En attendant, le conducteur de l’abatteuse est envoyé sur un autre chantier. Méfiants, les militants locaux continueront néanmoins à surveiller régulièrement les lieux de la coupe dans les prochains jours.

Les militants observent le départ de l’abatteuse

Endiguer la destruction des espèces protégées

Après le départ du salarié de la coopérative, les quelques militants présents improvisent une visite de la forêt sauvée de la coupe rase. Un moment d’observation de la faune et de la flore encore intacte emprunt d’une certaine émotion.

Si cette action représente une victoire pour Canopée, l’association souhaite surtout faire avancer la législation pour empêcher plus globalement la destruction des espèces protégées.

« On demande à ce que les cartographies de présence des espèces protégées soient mieux faites : que ce soit peut-être inscrit dans la loi comme une obligation dans les forêts privées, explique Bruno.

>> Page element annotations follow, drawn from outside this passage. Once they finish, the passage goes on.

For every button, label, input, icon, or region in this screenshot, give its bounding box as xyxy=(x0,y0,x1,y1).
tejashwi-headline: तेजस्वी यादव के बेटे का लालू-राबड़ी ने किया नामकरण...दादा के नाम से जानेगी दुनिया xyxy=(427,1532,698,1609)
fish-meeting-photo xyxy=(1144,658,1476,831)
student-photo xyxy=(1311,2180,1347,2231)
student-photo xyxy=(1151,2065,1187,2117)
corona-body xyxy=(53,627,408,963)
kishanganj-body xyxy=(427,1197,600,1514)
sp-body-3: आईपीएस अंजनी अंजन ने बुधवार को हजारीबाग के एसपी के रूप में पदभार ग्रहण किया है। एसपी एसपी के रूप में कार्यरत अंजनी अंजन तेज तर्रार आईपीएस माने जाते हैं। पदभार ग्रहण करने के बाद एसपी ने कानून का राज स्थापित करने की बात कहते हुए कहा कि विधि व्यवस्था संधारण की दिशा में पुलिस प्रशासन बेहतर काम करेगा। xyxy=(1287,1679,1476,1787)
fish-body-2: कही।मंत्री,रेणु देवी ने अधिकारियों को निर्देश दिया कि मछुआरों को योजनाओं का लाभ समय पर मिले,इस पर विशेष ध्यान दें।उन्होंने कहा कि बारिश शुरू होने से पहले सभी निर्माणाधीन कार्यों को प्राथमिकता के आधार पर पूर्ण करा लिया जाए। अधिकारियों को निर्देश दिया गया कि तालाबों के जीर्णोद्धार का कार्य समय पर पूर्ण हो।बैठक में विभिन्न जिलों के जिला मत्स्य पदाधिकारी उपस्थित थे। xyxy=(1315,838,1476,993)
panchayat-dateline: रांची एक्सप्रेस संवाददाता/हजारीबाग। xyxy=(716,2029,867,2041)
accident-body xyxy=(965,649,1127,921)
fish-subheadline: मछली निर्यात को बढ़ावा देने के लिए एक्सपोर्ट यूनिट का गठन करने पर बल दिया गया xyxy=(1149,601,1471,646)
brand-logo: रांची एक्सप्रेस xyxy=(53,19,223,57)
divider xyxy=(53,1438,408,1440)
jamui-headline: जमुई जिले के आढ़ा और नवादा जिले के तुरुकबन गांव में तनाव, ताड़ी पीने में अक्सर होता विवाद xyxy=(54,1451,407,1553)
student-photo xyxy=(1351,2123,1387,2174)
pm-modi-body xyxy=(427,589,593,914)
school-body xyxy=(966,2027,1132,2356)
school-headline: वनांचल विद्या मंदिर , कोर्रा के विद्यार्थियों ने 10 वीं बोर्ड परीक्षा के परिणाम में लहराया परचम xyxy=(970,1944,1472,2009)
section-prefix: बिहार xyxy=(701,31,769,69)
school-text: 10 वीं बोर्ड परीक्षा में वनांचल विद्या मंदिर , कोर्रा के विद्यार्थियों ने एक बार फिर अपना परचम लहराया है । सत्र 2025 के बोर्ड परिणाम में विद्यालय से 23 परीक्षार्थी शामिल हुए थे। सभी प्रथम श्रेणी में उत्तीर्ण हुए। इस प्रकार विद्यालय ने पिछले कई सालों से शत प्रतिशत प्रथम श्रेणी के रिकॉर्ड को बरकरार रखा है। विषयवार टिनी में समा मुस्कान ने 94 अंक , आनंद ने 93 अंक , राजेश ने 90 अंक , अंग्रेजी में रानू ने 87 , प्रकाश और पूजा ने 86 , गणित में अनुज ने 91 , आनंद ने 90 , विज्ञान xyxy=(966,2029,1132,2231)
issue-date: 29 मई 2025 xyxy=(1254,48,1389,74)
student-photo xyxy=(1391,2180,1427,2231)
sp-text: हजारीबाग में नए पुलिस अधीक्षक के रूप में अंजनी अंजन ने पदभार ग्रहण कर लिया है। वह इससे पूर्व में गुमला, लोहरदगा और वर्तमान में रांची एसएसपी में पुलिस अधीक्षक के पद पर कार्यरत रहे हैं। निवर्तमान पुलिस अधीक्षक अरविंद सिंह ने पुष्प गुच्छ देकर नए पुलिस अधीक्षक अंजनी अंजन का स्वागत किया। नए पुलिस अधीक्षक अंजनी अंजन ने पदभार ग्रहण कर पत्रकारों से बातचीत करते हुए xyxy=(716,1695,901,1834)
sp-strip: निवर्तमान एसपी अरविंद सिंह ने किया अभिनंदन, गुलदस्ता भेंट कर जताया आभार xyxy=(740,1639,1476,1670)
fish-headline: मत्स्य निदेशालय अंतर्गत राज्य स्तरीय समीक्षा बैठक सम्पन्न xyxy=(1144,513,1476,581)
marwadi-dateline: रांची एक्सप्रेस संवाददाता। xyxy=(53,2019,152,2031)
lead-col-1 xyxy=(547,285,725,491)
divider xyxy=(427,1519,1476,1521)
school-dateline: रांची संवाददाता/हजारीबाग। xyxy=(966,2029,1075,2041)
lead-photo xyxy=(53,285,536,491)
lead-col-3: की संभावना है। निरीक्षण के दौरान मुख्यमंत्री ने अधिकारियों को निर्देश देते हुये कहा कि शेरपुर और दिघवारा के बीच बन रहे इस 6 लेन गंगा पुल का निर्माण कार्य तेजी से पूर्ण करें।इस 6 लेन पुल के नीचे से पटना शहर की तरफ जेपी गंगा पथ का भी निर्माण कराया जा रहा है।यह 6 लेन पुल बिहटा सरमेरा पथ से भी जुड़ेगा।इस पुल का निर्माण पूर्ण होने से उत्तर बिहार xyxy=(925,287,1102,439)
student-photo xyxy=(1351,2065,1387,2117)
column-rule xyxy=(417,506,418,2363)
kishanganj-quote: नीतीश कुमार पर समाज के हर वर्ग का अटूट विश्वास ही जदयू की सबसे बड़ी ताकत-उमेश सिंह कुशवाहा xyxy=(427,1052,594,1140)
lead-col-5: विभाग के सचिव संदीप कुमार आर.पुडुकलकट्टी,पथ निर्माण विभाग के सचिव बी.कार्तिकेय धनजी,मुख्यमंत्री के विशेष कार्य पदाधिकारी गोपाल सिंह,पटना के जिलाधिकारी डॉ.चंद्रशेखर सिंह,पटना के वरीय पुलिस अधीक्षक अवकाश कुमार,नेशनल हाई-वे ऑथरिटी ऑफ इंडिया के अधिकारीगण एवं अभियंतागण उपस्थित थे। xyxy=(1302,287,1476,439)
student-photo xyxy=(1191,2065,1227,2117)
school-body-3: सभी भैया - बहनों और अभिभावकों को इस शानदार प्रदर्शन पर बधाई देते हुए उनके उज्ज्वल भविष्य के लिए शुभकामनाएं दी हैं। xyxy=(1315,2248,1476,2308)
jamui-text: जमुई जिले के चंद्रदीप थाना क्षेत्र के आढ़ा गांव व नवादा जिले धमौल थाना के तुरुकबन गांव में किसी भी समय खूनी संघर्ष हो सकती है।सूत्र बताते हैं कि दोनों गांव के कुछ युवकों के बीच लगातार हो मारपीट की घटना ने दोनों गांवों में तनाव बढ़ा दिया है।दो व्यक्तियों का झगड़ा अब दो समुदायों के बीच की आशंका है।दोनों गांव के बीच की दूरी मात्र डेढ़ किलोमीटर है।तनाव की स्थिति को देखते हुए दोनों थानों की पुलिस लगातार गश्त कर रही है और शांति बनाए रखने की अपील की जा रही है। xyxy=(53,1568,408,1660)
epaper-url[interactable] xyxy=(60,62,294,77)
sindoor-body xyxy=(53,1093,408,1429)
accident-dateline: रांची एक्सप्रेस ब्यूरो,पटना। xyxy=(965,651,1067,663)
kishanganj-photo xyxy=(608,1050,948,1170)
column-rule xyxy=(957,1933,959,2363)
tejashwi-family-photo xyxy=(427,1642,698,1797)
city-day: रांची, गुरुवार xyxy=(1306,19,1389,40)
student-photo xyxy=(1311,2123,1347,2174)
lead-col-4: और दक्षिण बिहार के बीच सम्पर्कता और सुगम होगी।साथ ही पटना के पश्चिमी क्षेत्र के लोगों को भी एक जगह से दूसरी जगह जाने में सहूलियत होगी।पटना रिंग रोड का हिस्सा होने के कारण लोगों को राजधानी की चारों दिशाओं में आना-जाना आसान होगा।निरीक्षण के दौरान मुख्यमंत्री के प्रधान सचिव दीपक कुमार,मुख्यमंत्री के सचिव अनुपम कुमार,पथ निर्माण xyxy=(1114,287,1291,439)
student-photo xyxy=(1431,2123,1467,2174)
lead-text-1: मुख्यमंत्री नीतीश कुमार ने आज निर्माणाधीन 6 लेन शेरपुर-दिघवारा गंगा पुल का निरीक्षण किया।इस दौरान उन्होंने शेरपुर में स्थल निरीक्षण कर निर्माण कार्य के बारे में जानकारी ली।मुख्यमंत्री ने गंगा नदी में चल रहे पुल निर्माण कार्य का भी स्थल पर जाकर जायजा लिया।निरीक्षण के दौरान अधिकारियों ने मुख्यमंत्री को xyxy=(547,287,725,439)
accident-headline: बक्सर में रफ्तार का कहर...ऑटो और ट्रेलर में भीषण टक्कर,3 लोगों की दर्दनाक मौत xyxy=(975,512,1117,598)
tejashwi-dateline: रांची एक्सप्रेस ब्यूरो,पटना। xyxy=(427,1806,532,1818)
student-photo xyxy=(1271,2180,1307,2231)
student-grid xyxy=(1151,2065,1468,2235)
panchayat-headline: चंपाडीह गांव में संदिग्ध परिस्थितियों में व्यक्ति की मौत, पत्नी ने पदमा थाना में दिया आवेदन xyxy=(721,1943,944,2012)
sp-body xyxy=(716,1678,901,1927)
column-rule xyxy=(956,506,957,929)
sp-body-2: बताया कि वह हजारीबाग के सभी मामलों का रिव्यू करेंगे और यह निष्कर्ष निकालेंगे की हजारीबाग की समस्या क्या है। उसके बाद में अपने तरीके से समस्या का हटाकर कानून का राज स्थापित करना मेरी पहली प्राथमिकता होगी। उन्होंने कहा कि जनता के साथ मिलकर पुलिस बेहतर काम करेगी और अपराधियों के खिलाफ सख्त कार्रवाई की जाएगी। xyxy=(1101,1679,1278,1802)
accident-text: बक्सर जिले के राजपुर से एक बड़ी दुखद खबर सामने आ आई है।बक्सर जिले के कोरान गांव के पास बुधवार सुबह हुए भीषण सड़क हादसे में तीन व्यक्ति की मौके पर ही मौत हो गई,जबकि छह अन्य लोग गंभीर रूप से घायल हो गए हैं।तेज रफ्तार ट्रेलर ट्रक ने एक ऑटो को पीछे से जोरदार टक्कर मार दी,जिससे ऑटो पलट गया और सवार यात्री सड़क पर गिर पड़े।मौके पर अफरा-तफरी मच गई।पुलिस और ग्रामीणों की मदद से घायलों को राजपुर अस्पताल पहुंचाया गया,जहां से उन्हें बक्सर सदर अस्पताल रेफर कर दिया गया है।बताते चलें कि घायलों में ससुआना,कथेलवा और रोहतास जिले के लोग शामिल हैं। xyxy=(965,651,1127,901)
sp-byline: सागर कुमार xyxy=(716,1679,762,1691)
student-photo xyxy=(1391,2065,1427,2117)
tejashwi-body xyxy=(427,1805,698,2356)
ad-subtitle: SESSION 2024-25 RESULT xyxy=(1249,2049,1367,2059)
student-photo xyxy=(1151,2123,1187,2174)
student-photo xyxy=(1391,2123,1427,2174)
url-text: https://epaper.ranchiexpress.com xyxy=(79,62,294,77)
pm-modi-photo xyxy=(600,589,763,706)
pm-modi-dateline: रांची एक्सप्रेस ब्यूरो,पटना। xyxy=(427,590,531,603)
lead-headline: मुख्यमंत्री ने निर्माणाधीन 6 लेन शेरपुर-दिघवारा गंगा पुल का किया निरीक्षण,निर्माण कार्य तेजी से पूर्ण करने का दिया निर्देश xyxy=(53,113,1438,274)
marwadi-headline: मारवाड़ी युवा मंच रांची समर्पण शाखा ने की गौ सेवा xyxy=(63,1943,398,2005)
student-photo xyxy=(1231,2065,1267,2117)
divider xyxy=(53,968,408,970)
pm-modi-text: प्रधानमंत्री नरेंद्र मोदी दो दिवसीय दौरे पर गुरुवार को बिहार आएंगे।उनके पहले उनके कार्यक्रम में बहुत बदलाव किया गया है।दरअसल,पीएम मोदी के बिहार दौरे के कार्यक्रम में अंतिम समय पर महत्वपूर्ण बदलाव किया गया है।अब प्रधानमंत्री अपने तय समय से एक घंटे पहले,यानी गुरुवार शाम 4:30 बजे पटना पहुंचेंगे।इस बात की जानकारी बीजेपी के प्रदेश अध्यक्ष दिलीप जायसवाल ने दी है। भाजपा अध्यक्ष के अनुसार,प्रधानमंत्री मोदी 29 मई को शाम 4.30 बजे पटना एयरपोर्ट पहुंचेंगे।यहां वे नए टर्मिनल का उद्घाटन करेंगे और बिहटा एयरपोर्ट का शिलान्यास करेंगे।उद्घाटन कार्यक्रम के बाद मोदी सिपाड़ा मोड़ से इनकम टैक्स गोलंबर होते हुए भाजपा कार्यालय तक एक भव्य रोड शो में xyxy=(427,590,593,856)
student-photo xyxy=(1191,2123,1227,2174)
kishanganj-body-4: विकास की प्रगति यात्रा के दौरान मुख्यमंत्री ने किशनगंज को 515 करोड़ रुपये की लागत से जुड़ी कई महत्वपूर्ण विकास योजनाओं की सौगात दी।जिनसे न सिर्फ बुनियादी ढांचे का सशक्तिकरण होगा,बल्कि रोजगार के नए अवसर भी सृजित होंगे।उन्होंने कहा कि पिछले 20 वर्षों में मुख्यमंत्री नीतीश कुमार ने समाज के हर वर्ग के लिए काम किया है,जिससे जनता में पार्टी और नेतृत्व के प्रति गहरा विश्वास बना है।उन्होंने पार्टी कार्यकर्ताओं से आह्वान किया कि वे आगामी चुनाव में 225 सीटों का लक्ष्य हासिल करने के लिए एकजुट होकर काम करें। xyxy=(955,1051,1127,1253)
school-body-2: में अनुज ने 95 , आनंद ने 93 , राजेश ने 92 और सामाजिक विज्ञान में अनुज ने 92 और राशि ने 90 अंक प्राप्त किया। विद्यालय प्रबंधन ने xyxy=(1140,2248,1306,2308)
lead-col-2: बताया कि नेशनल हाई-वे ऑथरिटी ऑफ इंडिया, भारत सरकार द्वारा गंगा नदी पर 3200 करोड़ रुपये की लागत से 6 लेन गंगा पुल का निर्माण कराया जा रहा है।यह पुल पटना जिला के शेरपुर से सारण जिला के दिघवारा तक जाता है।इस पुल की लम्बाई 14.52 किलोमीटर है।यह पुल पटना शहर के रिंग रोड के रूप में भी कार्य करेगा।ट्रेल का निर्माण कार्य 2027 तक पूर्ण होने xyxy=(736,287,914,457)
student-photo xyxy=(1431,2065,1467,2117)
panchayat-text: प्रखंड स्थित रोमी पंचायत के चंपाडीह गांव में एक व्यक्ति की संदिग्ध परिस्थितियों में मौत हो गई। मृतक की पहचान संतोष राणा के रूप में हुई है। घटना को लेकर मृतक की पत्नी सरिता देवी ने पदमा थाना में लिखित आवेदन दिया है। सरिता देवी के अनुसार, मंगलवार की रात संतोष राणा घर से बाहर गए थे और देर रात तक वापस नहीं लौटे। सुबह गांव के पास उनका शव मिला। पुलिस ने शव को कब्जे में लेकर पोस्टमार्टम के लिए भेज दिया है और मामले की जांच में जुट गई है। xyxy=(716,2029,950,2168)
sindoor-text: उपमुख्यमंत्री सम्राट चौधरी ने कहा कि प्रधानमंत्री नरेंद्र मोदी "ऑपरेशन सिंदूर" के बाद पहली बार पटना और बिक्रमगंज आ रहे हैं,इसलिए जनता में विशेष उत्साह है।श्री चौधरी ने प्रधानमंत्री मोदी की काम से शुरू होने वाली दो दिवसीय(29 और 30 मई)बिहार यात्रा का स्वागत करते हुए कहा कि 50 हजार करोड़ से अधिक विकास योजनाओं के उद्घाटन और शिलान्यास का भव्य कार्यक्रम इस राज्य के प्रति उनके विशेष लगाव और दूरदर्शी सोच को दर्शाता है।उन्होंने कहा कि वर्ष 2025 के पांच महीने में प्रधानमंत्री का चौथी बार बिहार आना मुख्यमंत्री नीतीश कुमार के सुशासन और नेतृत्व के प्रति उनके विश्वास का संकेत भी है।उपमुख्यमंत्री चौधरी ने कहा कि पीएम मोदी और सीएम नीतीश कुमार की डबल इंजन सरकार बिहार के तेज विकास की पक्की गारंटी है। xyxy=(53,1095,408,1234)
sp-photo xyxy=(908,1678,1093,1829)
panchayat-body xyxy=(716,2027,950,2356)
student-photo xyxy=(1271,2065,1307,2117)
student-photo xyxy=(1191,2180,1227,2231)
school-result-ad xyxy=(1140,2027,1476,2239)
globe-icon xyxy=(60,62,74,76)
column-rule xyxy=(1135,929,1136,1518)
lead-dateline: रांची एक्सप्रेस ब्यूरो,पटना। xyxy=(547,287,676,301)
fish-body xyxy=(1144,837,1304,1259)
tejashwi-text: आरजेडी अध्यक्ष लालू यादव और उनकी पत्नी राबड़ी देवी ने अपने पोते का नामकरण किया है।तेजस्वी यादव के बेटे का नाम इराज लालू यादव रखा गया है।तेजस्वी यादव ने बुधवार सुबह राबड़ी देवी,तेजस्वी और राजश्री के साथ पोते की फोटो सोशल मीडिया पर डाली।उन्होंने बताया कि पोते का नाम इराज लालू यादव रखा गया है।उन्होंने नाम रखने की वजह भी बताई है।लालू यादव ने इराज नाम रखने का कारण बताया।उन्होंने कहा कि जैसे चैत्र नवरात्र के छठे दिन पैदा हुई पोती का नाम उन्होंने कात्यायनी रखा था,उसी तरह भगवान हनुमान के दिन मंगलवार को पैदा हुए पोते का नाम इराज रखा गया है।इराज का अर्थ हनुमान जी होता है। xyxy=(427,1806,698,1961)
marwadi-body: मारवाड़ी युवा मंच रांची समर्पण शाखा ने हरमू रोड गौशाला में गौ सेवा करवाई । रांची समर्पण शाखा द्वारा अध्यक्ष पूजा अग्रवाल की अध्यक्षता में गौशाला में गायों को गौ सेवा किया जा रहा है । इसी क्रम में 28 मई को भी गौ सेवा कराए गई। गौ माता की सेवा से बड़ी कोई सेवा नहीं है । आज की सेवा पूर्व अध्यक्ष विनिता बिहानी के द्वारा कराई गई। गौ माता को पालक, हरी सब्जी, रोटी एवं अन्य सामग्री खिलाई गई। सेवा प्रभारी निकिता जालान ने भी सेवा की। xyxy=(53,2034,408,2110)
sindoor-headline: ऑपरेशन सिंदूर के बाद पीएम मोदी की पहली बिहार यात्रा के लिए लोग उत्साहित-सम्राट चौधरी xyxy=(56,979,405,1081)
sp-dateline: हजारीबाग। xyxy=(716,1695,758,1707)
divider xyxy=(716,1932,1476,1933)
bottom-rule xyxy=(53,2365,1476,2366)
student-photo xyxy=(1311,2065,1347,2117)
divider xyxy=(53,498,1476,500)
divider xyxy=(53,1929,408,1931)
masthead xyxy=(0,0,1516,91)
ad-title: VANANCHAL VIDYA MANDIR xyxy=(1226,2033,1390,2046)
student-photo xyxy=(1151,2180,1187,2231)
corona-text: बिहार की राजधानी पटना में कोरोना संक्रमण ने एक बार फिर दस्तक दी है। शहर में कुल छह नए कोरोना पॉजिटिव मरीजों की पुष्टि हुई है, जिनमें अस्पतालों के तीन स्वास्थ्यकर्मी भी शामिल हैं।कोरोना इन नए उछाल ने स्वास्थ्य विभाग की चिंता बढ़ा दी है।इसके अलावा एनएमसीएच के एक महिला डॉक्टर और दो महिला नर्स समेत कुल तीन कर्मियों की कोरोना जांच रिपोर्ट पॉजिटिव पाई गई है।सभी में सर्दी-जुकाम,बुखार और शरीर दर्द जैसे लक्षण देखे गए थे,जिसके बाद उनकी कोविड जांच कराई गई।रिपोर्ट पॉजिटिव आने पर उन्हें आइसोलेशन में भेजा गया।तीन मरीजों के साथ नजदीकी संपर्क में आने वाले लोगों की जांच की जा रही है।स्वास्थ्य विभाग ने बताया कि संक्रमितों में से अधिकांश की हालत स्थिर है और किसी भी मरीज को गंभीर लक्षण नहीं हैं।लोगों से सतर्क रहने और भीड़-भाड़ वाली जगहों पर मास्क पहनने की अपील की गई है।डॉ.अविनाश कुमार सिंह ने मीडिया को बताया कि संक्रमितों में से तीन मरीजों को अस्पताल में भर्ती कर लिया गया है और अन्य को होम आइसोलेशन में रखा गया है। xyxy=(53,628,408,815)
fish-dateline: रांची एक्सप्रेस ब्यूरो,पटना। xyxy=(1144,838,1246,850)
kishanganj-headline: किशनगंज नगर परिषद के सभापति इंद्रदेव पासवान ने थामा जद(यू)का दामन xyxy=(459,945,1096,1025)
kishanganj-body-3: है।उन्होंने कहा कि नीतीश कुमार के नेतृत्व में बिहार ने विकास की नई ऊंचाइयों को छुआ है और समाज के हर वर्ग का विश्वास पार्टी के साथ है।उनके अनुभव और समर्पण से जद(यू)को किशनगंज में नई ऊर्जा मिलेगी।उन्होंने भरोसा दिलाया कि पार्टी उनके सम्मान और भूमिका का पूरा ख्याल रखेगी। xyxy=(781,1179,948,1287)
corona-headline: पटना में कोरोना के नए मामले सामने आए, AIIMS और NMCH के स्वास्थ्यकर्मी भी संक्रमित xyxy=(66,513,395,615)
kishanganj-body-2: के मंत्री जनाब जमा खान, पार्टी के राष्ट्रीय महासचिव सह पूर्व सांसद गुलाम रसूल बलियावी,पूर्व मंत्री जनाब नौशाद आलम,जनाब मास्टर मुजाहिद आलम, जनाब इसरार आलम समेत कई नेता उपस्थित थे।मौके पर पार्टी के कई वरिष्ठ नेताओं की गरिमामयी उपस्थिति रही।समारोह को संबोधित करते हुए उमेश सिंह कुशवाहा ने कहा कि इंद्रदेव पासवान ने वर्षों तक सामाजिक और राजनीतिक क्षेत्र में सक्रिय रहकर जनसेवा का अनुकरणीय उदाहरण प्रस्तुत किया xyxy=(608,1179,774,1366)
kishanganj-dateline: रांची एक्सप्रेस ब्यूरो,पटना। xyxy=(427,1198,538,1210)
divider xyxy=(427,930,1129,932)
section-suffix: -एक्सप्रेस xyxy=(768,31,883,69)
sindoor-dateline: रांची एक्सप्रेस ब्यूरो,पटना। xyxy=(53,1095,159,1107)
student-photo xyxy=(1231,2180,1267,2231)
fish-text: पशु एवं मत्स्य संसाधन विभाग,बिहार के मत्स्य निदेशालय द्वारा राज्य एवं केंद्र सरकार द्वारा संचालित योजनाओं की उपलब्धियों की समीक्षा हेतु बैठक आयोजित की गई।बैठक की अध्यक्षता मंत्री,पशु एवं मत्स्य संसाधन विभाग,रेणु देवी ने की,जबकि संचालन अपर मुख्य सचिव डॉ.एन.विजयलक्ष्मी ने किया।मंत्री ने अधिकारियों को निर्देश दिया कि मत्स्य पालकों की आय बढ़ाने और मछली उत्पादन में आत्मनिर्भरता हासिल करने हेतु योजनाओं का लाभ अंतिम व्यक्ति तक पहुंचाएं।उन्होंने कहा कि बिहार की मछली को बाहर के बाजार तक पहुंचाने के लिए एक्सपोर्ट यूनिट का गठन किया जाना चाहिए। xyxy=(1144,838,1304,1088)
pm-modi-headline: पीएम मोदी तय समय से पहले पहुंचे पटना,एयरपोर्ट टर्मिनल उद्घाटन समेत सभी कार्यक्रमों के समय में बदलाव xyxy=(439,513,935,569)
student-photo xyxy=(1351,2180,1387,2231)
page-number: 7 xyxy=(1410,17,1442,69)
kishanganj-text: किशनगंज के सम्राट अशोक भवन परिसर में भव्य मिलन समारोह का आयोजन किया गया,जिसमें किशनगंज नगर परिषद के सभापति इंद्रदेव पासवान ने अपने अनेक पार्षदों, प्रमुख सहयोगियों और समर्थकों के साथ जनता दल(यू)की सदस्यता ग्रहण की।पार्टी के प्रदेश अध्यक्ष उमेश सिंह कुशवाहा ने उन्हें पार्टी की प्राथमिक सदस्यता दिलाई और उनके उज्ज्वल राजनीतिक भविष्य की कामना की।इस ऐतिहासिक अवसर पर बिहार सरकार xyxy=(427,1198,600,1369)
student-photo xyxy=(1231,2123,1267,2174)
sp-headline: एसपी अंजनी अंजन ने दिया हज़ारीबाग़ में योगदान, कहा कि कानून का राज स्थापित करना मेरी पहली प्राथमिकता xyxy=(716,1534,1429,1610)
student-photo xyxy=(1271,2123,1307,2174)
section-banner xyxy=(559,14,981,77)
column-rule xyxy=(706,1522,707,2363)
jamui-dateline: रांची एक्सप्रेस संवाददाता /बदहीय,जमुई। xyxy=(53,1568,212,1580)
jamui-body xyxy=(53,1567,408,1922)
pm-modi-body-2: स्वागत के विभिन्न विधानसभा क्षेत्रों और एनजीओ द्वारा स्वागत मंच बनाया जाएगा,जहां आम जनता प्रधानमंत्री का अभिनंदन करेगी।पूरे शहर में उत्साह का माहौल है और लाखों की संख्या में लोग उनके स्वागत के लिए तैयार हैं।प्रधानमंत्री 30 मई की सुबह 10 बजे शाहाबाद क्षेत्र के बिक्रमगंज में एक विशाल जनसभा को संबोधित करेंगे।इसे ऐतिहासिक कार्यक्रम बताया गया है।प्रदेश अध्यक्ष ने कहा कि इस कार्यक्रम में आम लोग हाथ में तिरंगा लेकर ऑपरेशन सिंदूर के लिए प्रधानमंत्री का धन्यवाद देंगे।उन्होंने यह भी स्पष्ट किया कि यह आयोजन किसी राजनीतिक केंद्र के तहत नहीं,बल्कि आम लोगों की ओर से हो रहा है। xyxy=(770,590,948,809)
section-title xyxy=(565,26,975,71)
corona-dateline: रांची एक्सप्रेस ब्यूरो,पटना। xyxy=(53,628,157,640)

En effet, la réalisation d’un inventaire faunistique n’est pas légalement nécessaire pour réaliser une coupe.

Bruno et Régine visitent la parcelle sauvée de la coupe rase

« Le problème ici, c’est qu’Alliance nous dit qu’ils n’ont pas les moyens ni les facultés de faire ça, ce qui est peut-être vrai. On est dans la réflexion sur comment cela pourrait être financé. Une bonne piste serait que ce soit via la « contribution volontaire obligatoire », propose le représentant de Canopée.

Cette cotisation, autrefois volontaire et aujourd’hui renommé « contribution interprofessionnelle obligatoire » doit être versée par tous les professionnels de la filière et propriétaires forestiers. Elle est collectée par l’interprofession France Bois Forêt qui répartit les fonds sur des « programmes de recherche et développement, de promotion technique et générique ainsi que sur une veille économique généralisée ».

« Cet argent, on ne sait pas trop à quoi il sert, estime quant à lui Bruno. On se demande même s’il ne sert pas à financer des avocats pour les attaques en justice contre Canopée. Ce pourrait être de l’argent issu de la vente de bois qui servirait à financer les inventaires d’espèces protégées : pour que le bois qu’on récolte ne le soit pas en détruisant tout ».

Une meilleure connaissance de la présence de ces espèces pourrait ainsi permettre d’adapter les coupes : de préserver certains arbres ou d’éviter certaines périodes d’abattage. Plus largement, Canopée milite pour un encadrement strict des coupes rases : une pratique destructrice de l’entièreté de l’écosystème.

Dans le même esprit, l’association dénonce la pratique de la monoculture et promeut une sylviculture qui mélange des arbres de différentes essences et de différents âges, préservant ainsi les conditions favorables à l’épanouissement de la vie en forêt.